Calgary is comprised of more than 200 amazing neighbourhoods. If you’re purchasing a new Calgary home, familiarize yourself with your neighbourhood and learn how to get involved with your local community association.
A Personal Touch
While the city as a whole is operated by the municipal government with the Mayor and Councillors, each neighbourhood has a community association run by a volunteer directors and members. It’s the purpose of each association to keep the community connected, to offer social programs and events and recreation. Most associations, which are separate from home owners’ or residents’ associations, have a meeting hall and are responsible for operating the neighbourhood outdoor skating rinks. The tireless volunteers that serve the community work every day to maintain a wonderful quality of life in every neighbourhood.
They are non-profit societies registered with the provincial government and some associations cover multiple neighbourhoods, such as the Northern Hills Community Association that have five member communities. There are large community associations which operate large facilities, such as Oakridge with an indoor rink, tennis courts, yoga studio, preschool and a concession. Varsity Community Association has a wonderful hall which is available for rent for wedding parties, banquets and board meetings.
Some of these larger associations have one or more employees who act as property managers. However, the lion’s share of all operations is done by volunteers. Calgary has tremendous volunteer spirit, and community associations are the largest volunteer-run organizations in the city with an estimated 20,000 people keeping our neighbourhoods vibrant and safe.
The Community’s Voice at City Hall
The associations also act as community advocates, taking the concerns of residents to area Councillors who then take these concerns to City Hall. Just one example of this advocacy is the South West community of Haysboro which is adjacent to busy 14 Street SW between Southland Drive and Heritage Drive. When the City of Calgary began planning a bus rapid transit corridor along 14 St SW, the association hosted a variety of open houses to engage the community in the city’s project. The association also lobbied long and hard for a pedestrian walkway to span 14 Street SW so residents and cyclists could cross over to Glenmore Landing Shopping Centre and the pathways long the Glenmore Reservoir safety.
Community associations generally have one meeting a month of directors and members with an Annual General Meeting for budget presentations and elections. Ward Councillors generally attend these meetings and keep residents informed of permit applications that may affect the neighbourhood. That includes permits for new retail establishments, road repairs and zoning changes. When a retailer is preparing to set up shop, such as a liquor store across from a school or a business that may create enormous traffic volumes, the community associations are generally consulted.
Providing a Sense of Belonging
Community associations create a sense of pride in the neighbourhood by hosting civic events such as Neighbour Day, instigated by Mayor Naheed Nenshi after the 2013 floods in Calgary. Stampede Breakfasts are also a tradition in Calgary neighbourhoods. Associations organize community clean-ups, providing dumpsters at designated areas for residents to bring discarded items. Tree planting is another activity. Playground beautification is another. All associations publish a community newsletter and have a website to further inform residents about events and issues that involve them.
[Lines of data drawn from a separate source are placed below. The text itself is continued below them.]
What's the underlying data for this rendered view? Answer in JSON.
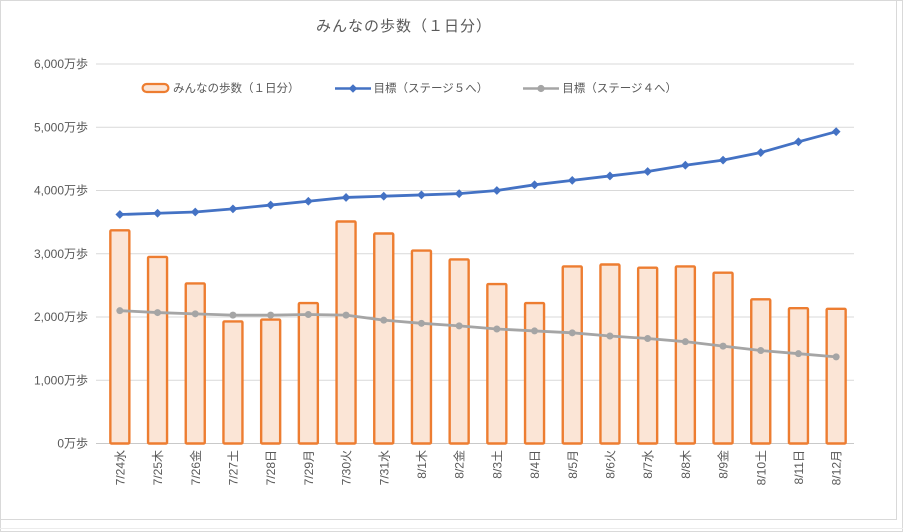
{
  "window": {
    "background": "#FFFFFF"
  },
  "chart_data": {
    "type": "bar",
    "title": "みんなの歩数（１日分）",
    "categories": [
      "7/24水",
      "7/25木",
      "7/26金",
      "7/27土",
      "7/28日",
      "7/29月",
      "7/30火",
      "7/31水",
      "8/1木",
      "8/2金",
      "8/3土",
      "8/4日",
      "8/5月",
      "8/6火",
      "8/7水",
      "8/8木",
      "8/9金",
      "8/10土",
      "8/11日",
      "8/12月"
    ],
    "series": [
      {
        "name": "みんなの歩数（１日分）",
        "type": "bar",
        "color": "#ED7D31",
        "fill": "#FBE5D6",
        "values": [
          3370,
          2950,
          2530,
          1930,
          1960,
          2220,
          3510,
          3320,
          3050,
          2910,
          2520,
          2220,
          2800,
          2830,
          2780,
          2800,
          2700,
          2280,
          2140,
          2130
        ]
      },
      {
        "name": "目標（ステージ５へ）",
        "type": "line",
        "marker": "diamond",
        "color": "#4472C4",
        "values": [
          3620,
          3640,
          3660,
          3710,
          3770,
          3830,
          3890,
          3910,
          3930,
          3950,
          4000,
          4090,
          4160,
          4230,
          4300,
          4400,
          4480,
          4600,
          4770,
          4930
        ]
      },
      {
        "name": "目標（ステージ４へ）",
        "type": "line",
        "marker": "circle",
        "color": "#A5A5A5",
        "values": [
          2100,
          2070,
          2050,
          2030,
          2030,
          2040,
          2030,
          1950,
          1900,
          1860,
          1810,
          1780,
          1750,
          1700,
          1660,
          1610,
          1540,
          1470,
          1420,
          1370
        ]
      }
    ],
    "xlabel": "",
    "ylabel": "",
    "ylim": [
      0,
      6000
    ],
    "ytick_step": 1000,
    "y_axis": {
      "unit": "万歩",
      "tick_labels": [
        "0万歩",
        "1,000万歩",
        "2,000万歩",
        "3,000万歩",
        "4,000万歩",
        "5,000万歩",
        "6,000万歩"
      ]
    },
    "grid": true,
    "legend_position": "top",
    "colors": {
      "grid": "#D9D9D9",
      "axis_line": "#C9C9C9",
      "text": "#595959",
      "frame_border": "#D9D9D9"
    }
  }
}
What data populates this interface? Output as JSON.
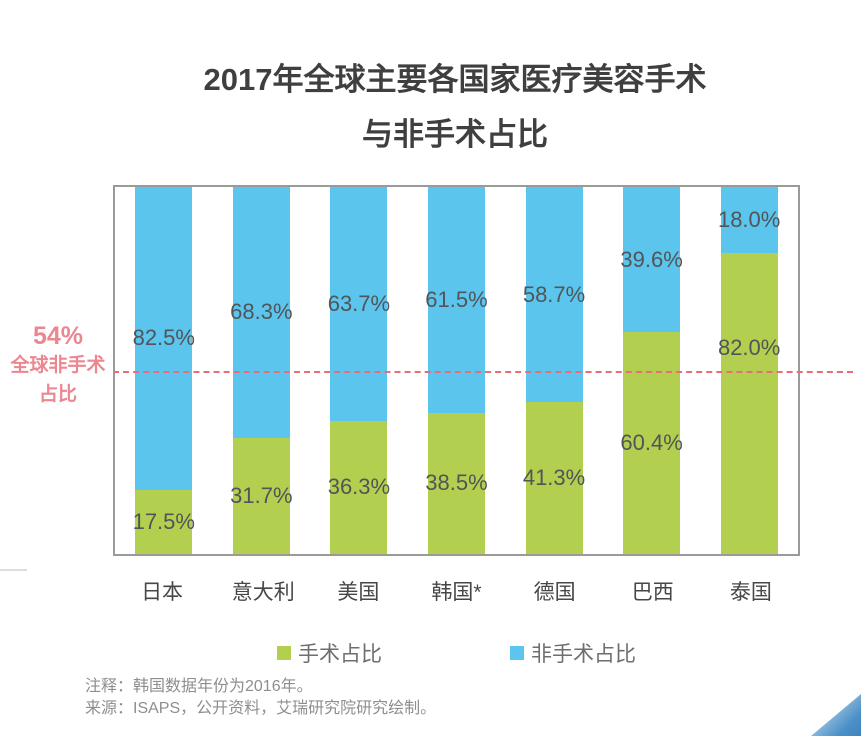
{
  "page": {
    "title_line1": "2017年全球主要各国家医疗美容手术",
    "title_line2": "与非手术占比"
  },
  "annotation": {
    "line1": "54%",
    "line2": "全球非手术",
    "line3": "占比",
    "color": "#ec8792"
  },
  "chart_data": {
    "type": "bar",
    "stacked": true,
    "title": "2017年全球主要各国家医疗美容手术与非手术占比",
    "categories": [
      "日本",
      "意大利",
      "美国",
      "韩国*",
      "德国",
      "巴西",
      "泰国"
    ],
    "series": [
      {
        "name": "手术占比",
        "color": "#b3cf4f",
        "values": [
          17.5,
          31.7,
          36.3,
          38.5,
          41.3,
          60.4,
          82.0
        ]
      },
      {
        "name": "非手术占比",
        "color": "#5bc5ee",
        "values": [
          82.5,
          68.3,
          63.7,
          61.5,
          58.7,
          39.6,
          18.0
        ]
      }
    ],
    "value_suffix": "%",
    "ylim": [
      0,
      100
    ],
    "grid": false,
    "legend_position": "bottom",
    "reference_line": {
      "label": "54% 全球非手术占比",
      "style": "dashed",
      "color": "#e96d79",
      "position_pct_from_bottom": 49.8
    },
    "surgical_label_pos": [
      8.75,
      15.85,
      18.15,
      19.25,
      20.65,
      30.2,
      56.0
    ],
    "nonsurgical_label_pos": [
      58.75,
      65.85,
      68.15,
      69.25,
      70.65,
      80.2,
      91.0
    ]
  },
  "footer": {
    "note": "注释：韩国数据年份为2016年。",
    "source": "来源：ISAPS，公开资料，艾瑞研究院研究绘制。"
  }
}
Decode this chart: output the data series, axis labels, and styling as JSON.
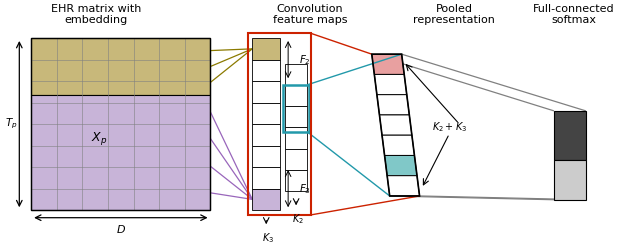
{
  "bg_color": "#ffffff",
  "colors": {
    "khaki": "#c8b87a",
    "purple": "#c8b4d8",
    "red": "#cc2200",
    "teal": "#2299aa",
    "olive": "#8b7a00",
    "purple_line": "#9966bb",
    "pink": "#e8a0a0",
    "light_teal": "#80c8c8",
    "dark_gray": "#444444",
    "light_gray": "#cccccc",
    "white": "#ffffff",
    "black": "#000000",
    "gray": "#888888"
  },
  "labels": {
    "ehr": "EHR matrix with\nembedding",
    "conv": "Convolution\nfeature maps",
    "pooled": "Pooled\nrepresentation",
    "fc": "Full-connected\nsoftmax"
  }
}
Finding A Community Association That Meets Your Household's Needs
Finding the right community association means understanding what the household needs when it comes to thriving within the community. A family with young children will want to find a community association that is focused on families and activities for the family as a whole. As community associations give homeowners a sense of belonging and help build community within a neighborhood, it's important to identify the strengths of the association to see if it matches the desires of the individual or family purchasing a home within the neighborhood.
Whether an association is brand new, or has been established for decades may matter to a potential home buyer. For people who want to play a strong role in the development of a community association, moving to an area that is new and growing is a good idea. People who are better suited to sitting back and enjoying the activities offered by a community association but don't want much input may enjoy a well-established community association instead. The goal is to allow people living in a neighborhood to grow as a community and to develop relationships that help give people a sense of belonging.
Be a Part of your New Neighbourhood
If you’re moving into a new community, consider purchasing a community membership. Most memberships cost $30 a family or less. The community association can only exist with the support of it’s members, and you'll be among those who want you to enjoy your new Calgary home if you join.